In 1976, grassroots resistance forced 29 countries to boycott the Canadian Games after the Olympic Committee refused to ban New Zealand. Earlier that year the New Zealand rugby team toured apartheid South Africa despite a sporting embargo.
The US and Britain never joined calls to boycott those Games. Nor did they boycott the Mexican Games in 1968 when police gunned down anti-government student protesters.
The ruling class argue that politics must be kept separate from sport until they can use it to their own advantage.
The most prolific boycott was in 1980 when 65 countries, led by the US, boycotted the Summer Olympics hosted by the Soviet Union. The reason? The Soviet invasion of Afghanistan.

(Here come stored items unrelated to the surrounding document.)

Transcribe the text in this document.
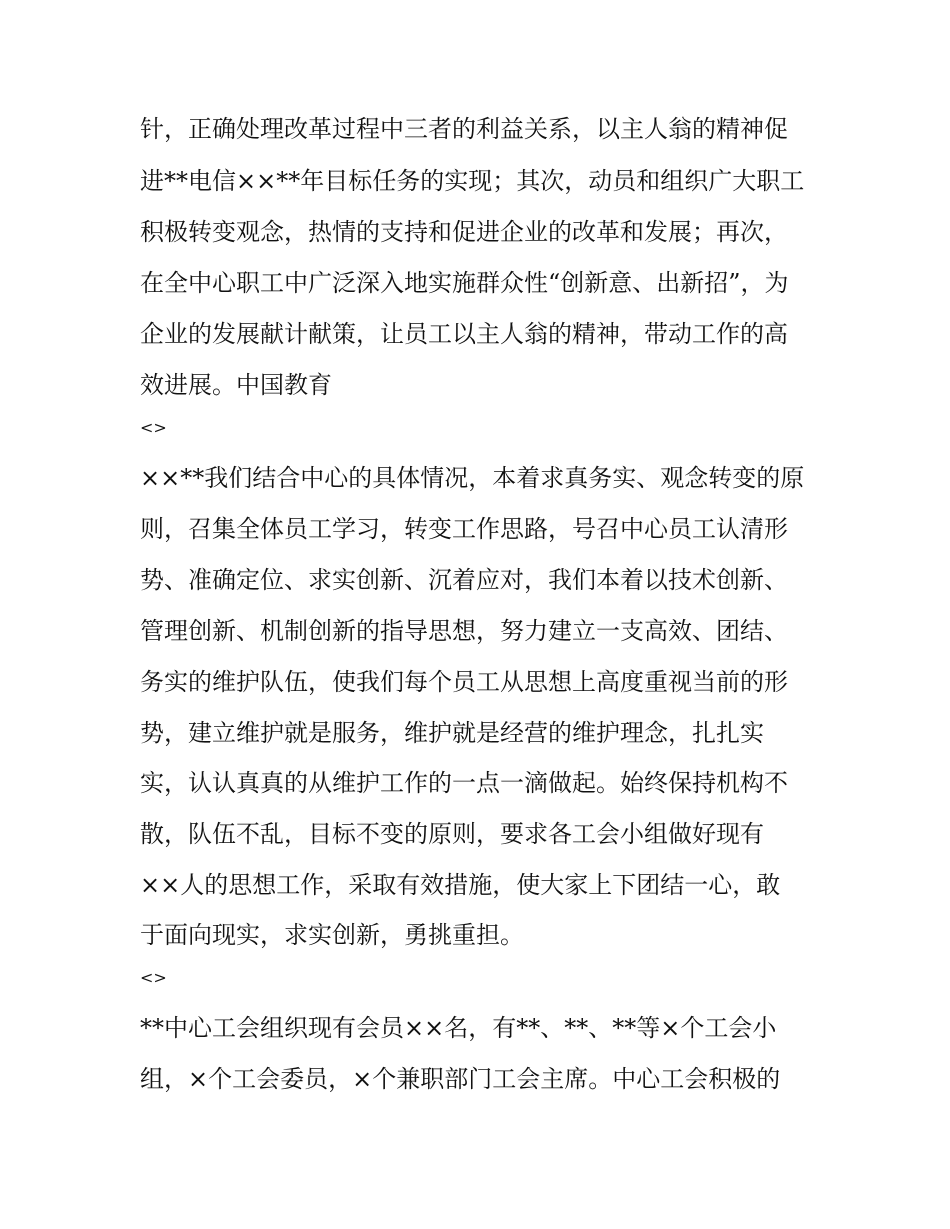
针，正确处理改革过程中三者的利益关系，以主人翁的精神促
进**电信××**年目标任务的实现；其次，动员和组织广大职工
积极转变观念，热情的支持和促进企业的改革和发展；再次，
在全中心职工中广泛深入地实施群众性“创新意、出新招”，为
企业的发展献计献策，让员工以主人翁的精神，带动工作的高
效进展。中国教育
<>
××**我们结合中心的具体情况，本着求真务实、观念转变的原
则，召集全体员工学习，转变工作思路，号召中心员工认清形
势、准确定位、求实创新、沉着应对，我们本着以技术创新、
管理创新、机制创新的指导思想，努力建立一支高效、团结、
务实的维护队伍，使我们每个员工从思想上高度重视当前的形
势，建立维护就是服务，维护就是经营的维护理念，扎扎实
实，认认真真的从维护工作的一点一滴做起。始终保持机构不
散，队伍不乱，目标不变的原则，要求各工会小组做好现有
××人的思想工作，采取有效措施，使大家上下团结一心，敢
于面向现实，求实创新，勇挑重担。
<>
**中心工会组织现有会员××名，有**、**、**等×个工会小
组，×个工会委员，×个兼职部门工会主席。中心工会积极的
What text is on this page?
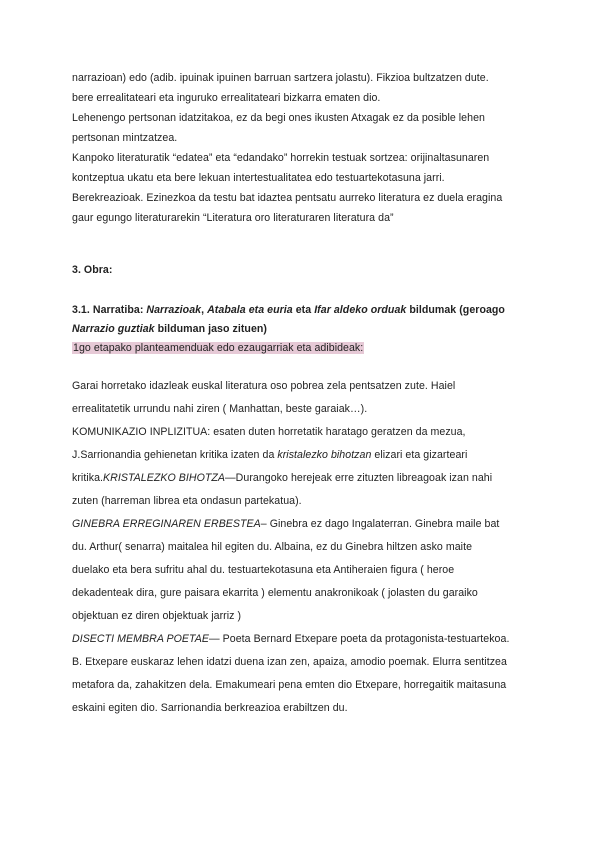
narrazioan) edo (adib. ipuinak ipuinen barruan sartzera jolastu). Fikzioa bultzatzen dute.
bere errealitateari eta inguruko errealitateari bizkarra ematen dio.
Lehenengo pertsonan idatzitakoa, ez da begi ones ikusten Atxagak ez da posible lehen
pertsonan mintzatzea.
Kanpoko literaturatik “edatea” eta “edandako” horrekin testuak sortzea: orijinaltasunaren
kontzeptua ukatu eta bere lekuan intertestualitatea edo testuartekotasuna jarri.
Berekreazioak. Ezinezkoa da testu bat idaztea pentsatu aurreko literatura ez duela eragina
gaur egungo literaturarekin “Literatura oro literaturaren literatura da”
3. Obra:
3.1. Narratiba: Narrazioak, Atabala eta euria eta Ifar aldeko orduak bildumak (geroago
Narrazio guztiak bilduman jaso zituen)
1go etapako planteamenduak edo ezaugarriak eta adibideak:
Garai horretako idazleak euskal literatura oso pobrea zela pentsatzen zute. Haiel
errealitatetik urrundu nahi ziren ( Manhattan, beste garaiak…).
KOMUNIKAZIO INPLIZITUA: esaten duten horretatik haratago geratzen da mezua,
J.Sarrionandia gehienetan kritika izaten da kristalezko bihotzan elizari eta gizarteari
kritika.KRISTALEZKO BIHOTZA—Durangoko herejeak erre zituzten libreagoak izan nahi
zuten (harreman librea eta ondasun partekatua).
GINEBRA ERREGINAREN ERBESTEA– Ginebra ez dago Ingalaterran. Ginebra maile bat
du. Arthur( senarra) maitalea hil egiten du. Albaina, ez du Ginebra hiltzen asko maite
duelako eta bera sufritu ahal du. testuartekotasuna eta Antiheraien figura ( heroe
dekadenteak dira, gure paisara ekarrita ) elementu anakronikoak ( jolasten du garaiko
objektuan ez diren objektuak jarriz )
DISECTI MEMBRA POETAE— Poeta Bernard Etxepare poeta da protagonista-testuartekoa.
B. Etxepare euskaraz lehen idatzi duena izan zen, apaiza, amodio poemak. Elurra sentitzea
metafora da, zahakitzen dela. Emakumeari pena emten dio Etxepare, horregaitik maitasuna
eskaini egiten dio. Sarrionandia berkreazioa erabiltzen du.
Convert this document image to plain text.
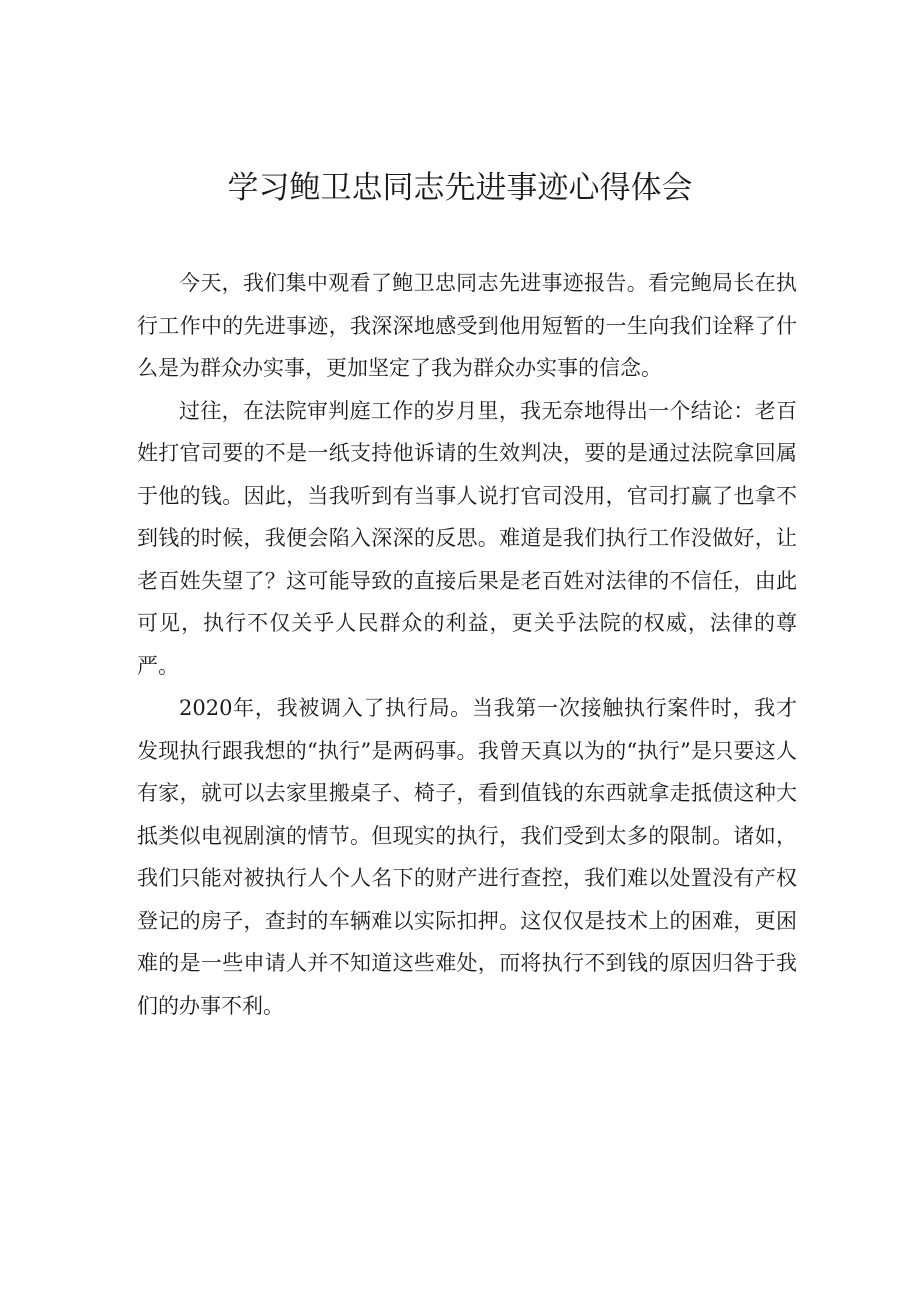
学习鲍卫忠同志先进事迹心得体会

今天，我们集中观看了鲍卫忠同志先进事迹报告。看完鲍局长在执行工作中的先进事迹，我深深地感受到他用短暂的一生向我们诠释了什么是为群众办实事，更加坚定了我为群众办实事的信念。

过往，在法院审判庭工作的岁月里，我无奈地得出一个结论：老百姓打官司要的不是一纸支持他诉请的生效判决，要的是通过法院拿回属于他的钱。因此，当我听到有当事人说打官司没用，官司打赢了也拿不到钱的时候，我便会陷入深深的反思。难道是我们执行工作没做好，让老百姓失望了？这可能导致的直接后果是老百姓对法律的不信任，由此可见，执行不仅关乎人民群众的利益，更关乎法院的权威，法律的尊严。

2020年，我被调入了执行局。当我第一次接触执行案件时，我才发现执行跟我想的“执行”是两码事。我曾天真以为的“执行”是只要这人有家，就可以去家里搬桌子、椅子，看到值钱的东西就拿走抵债这种大抵类似电视剧演的情节。但现实的执行，我们受到太多的限制。诸如，我们只能对被执行人个人名下的财产进行查控，我们难以处置没有产权登记的房子，查封的车辆难以实际扣押。这仅仅是技术上的困难，更困难的是一些申请人并不知道这些难处，而将执行不到钱的原因归咎于我们的办事不利。
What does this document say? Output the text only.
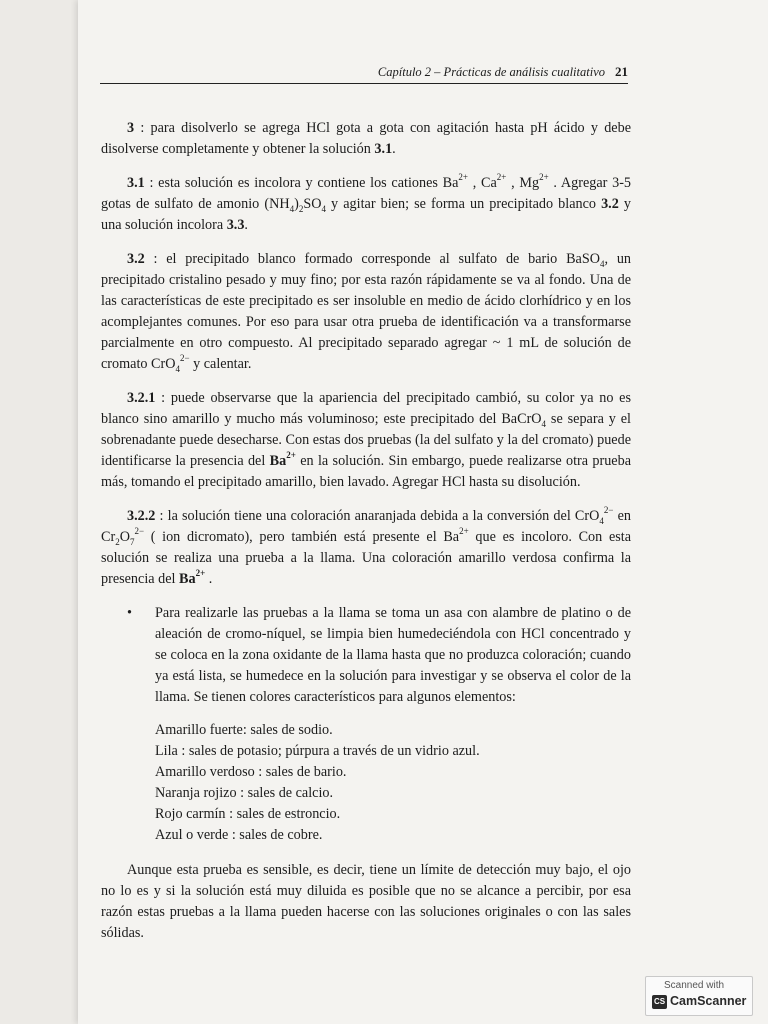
Capítulo 2 – Prácticas de análisis cualitativo 21

3 : para disolverlo se agrega HCl gota a gota con agitación hasta pH ácido y debe disolverse completamente y obtener la solución 3.1.

3.1 : esta solución es incolora y contiene los cationes $Ba^{2+}$ , $Ca^{2+}$ , $Mg^{2+}$ . Agregar 3-5 gotas de sulfato de amonio $(NH_4)_2SO_4$ y agitar bien; se forma un precipitado blanco 3.2 y una solución incolora 3.3.

3.2 : el precipitado blanco formado corresponde al sulfato de bario BaSO$_4$, un precipitado cristalino pesado y muy fino; por esta razón rápidamente se va al fondo. Una de las características de este precipitado es ser insoluble en medio de ácido clorhídrico y en los acomplejantes comunes. Por eso para usar otra prueba de identificación va a transformarse parcialmente en otro compuesto. Al precipitado separado agregar ~ 1 mL de solución de cromato CrO$_4^{2-}$ y calentar.

3.2.1 : puede observarse que la apariencia del precipitado cambió, su color ya no es blanco sino amarillo y mucho más voluminoso; este precipitado del BaCrO$_4$ se separa y el sobrenadante puede desecharse. Con estas dos pruebas (la del sulfato y la del cromato) puede identificarse la presencia del $Ba^{2+}$ en la solución. Sin embargo, puede realizarse otra prueba más, tomando el precipitado amarillo, bien lavado. Agregar HCl hasta su disolución.

3.2.2 : la solución tiene una coloración anaranjada debida a la conversión del CrO$_4^{2-}$ en $Cr_2O_7^{2-}$ ( ion dicromato), pero también está presente el $Ba^{2+}$ que es incoloro. Con esta solución se realiza una prueba a la llama. Una coloración amarillo verdosa confirma la presencia del $Ba^{2+}$ .

• Para realizarle las pruebas a la llama se toma un asa con alambre de platino o de aleación de cromo-níquel, se limpia bien humedeciéndola con HCl concentrado y se coloca en la zona oxidante de la llama hasta que no produzca coloración; cuando ya está lista, se humedece en la solución para investigar y se observa el color de la llama. Se tienen colores característicos para algunos elementos:
Amarillo fuerte: sales de sodio.
Lila : sales de potasio; púrpura a través de un vidrio azul.
Amarillo verdoso : sales de bario.
Naranja rojizo : sales de calcio.
Rojo carmín : sales de estroncio.
Azul o verde : sales de cobre.

Aunque esta prueba es sensible, es decir, tiene un límite de detección muy bajo, el ojo no lo es y si la solución está muy diluida es posible que no se alcance a percibir, por esa razón estas pruebas a la llama pueden hacerse con las soluciones originales o con las sales sólidas.

Scanned with
CS CamScanner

Those who thought this was an act of from US ruling class towards the Afghan people need only look at what happened in the decades that followed.
The US invaded Afghanistan in 2001 leading to one million deaths. Now, after leaving the country destroyed and destitute, the country stands on the brink of mass starvation.
The real motivation for the US-led boycott of the Games in China is economic and geopolitical. The US regards China as the main threat to its global dominance.
The boycott won’t help the Uyghurs win liberation, but it will fulfil the imperialist purpose of showing the world that the West is willing to intensify confrontation.
Olympic boycotts only become vehicles for real change when mass public pressure comes to bear.
In 1968 many African countries vowed to boycott the Games if apartheid South Africa wasn’t excluded from the competition, which it eventually was.
The liberation of oppressed Uyghurs can come only through their own protests and uprisings.
Emancipation cannot be simply handed to them from Washington.